How can a cold front bring warmer temperatures?

A weird thing happened in the weather yesterday.  

A cold front blew through Central Texas but the temperatures didn’t really cool down.  In fact, the high temperature on Wednesday – behind the cold front – was 101°! That’s only 1° shy of a record high temperature! 

So what’s going on? Well, it’s a combination of a very strong early September Texas sun, clear skies, and an atmospheric phenomenon called compressional warming.

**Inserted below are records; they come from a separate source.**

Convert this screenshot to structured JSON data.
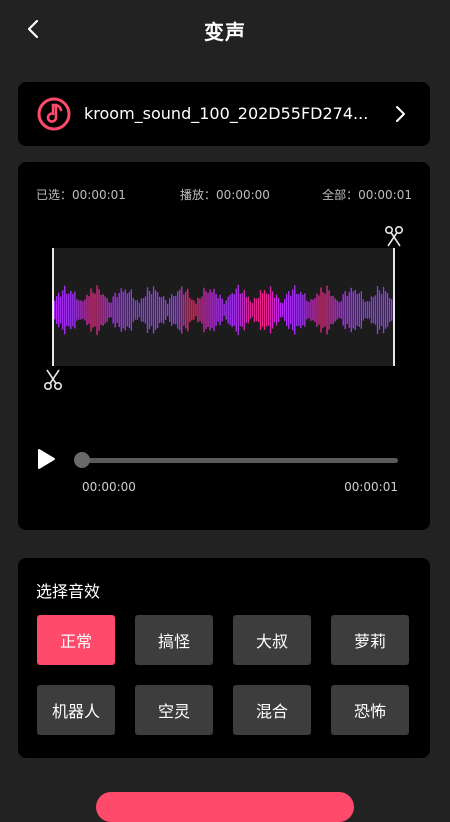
{
  "header": {
    "title": "变声",
    "back_icon": "chevron-left-icon"
  },
  "file": {
    "name": "kroom_sound_100_202D55FD274...",
    "icon": "music-note-icon",
    "accent": "#ff4a6b"
  },
  "times": {
    "selected_label": "已选：00:00:01",
    "play_label": "播放：00:00:00",
    "total_label": "全部：00:00:01"
  },
  "waveform": {
    "colors": [
      "#8e3cff",
      "#c025ff",
      "#ff1f4b"
    ],
    "trim_start_icon": "scissors-icon",
    "trim_end_icon": "scissors-icon"
  },
  "player": {
    "play_icon": "play-icon",
    "current_time": "00:00:00",
    "end_time": "00:00:01",
    "progress": 0
  },
  "effects": {
    "title": "选择音效",
    "items": [
      {
        "label": "正常",
        "active": true
      },
      {
        "label": "搞怪",
        "active": false
      },
      {
        "label": "大叔",
        "active": false
      },
      {
        "label": "萝莉",
        "active": false
      },
      {
        "label": "机器人",
        "active": false
      },
      {
        "label": "空灵",
        "active": false
      },
      {
        "label": "混合",
        "active": false
      },
      {
        "label": "恐怖",
        "active": false
      }
    ]
  }
}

The compressional warming occurred due to the steady north winds that blew throughout the afternoon. 

Compressional warming is when air moves from a higher altitude with lower pressure into a lower altitude with higher pressure.  As it does so, the air’s temperature increases. 

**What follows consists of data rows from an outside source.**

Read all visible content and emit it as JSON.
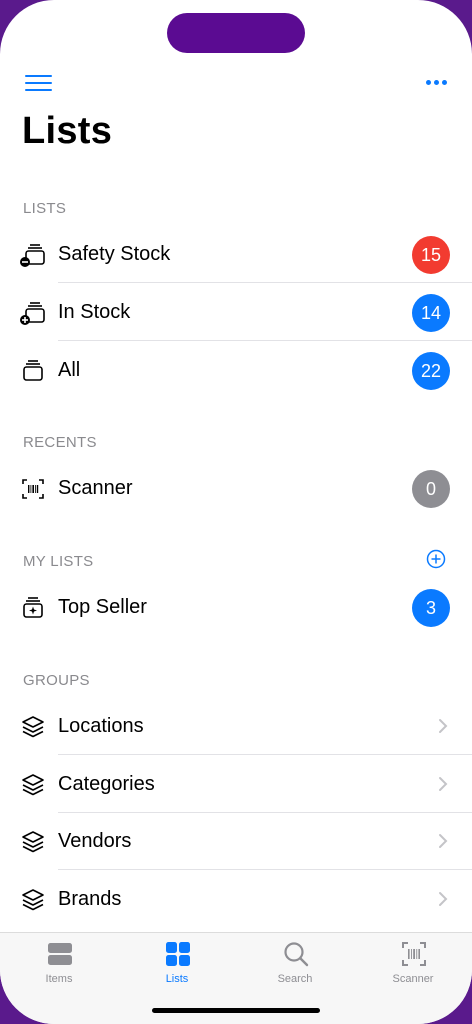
{
  "header": {
    "title": "Lists"
  },
  "sections": {
    "lists": "LISTS",
    "recents": "RECENTS",
    "my_lists": "MY LISTS",
    "groups": "GROUPS"
  },
  "lists": [
    {
      "label": "Safety Stock",
      "count": "15",
      "color": "#f23b30"
    },
    {
      "label": "In Stock",
      "count": "14",
      "color": "#0a7aff"
    },
    {
      "label": "All",
      "count": "22",
      "color": "#0a7aff"
    }
  ],
  "recents": [
    {
      "label": "Scanner",
      "count": "0",
      "color": "#8e8e93"
    }
  ],
  "my_lists": [
    {
      "label": "Top Seller",
      "count": "3",
      "color": "#0a7aff"
    }
  ],
  "groups": [
    {
      "label": "Locations"
    },
    {
      "label": "Categories"
    },
    {
      "label": "Vendors"
    },
    {
      "label": "Brands"
    }
  ],
  "tabbar": {
    "items": {
      "label": "Items"
    },
    "lists": {
      "label": "Lists"
    },
    "search": {
      "label": "Search"
    },
    "scanner": {
      "label": "Scanner"
    }
  },
  "colors": {
    "accent": "#0a7aff",
    "danger": "#f23b30",
    "gray": "#8e8e93"
  }
}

This can all be described perfectly in an equation called the Ideal Gas Law. It states that the pressure and volume of gas (in our case air) are directly related to the temperature of that gas.   

It’s well known that air pressure decreases with height.  That’s why mountain climbers need oxygen tanks at the tops of the highest mountains. That pressure difference will help describe how the Ideal Gas Law works.  

If a constant volume of air – like an unsealed jar – is brought to a lower altitude, the pressure of the air in the volume will increase with the surrounding air pressure.  Since the volume of the air didn’t change but the pressure did, the temperature must increase as well.   

This can also be shown by placing an empty, open plastic bottle in the freezer.  

If after a few minutes you cap the bottle and remove it from the freezer the volume of air in the bottle will not change.  But your house is (hopefully) much warmer than your freezer so the air in the bottle will warm up.  As it warms the pressure inside the bottle will increase noticeably. 

That same thing happens as air travels downhill.  Cooler air at higher elevations can move to lower elevations thereby increasing its pressure, pushing temperatures up.   

But, you might say, Texas is very flat, so does that really have a significant impact?  It’s true that the elevation change from Dallas to Austin is only about 55 feet, but extend that to Oklahoma City and the elevation change becomes just over 800 feet!   

Yesterday’s north winds extended from northern Oklahoma all the way to the Gulf of Mexico.  That amount of elevation change won’t be enough to produce enormous differences in the temperature, but it will increase the temperature by maybe 1-4°.  In that space there was enough of an elevation change that allowed the temperatures to increase slightly, just missing out on a record high temperature.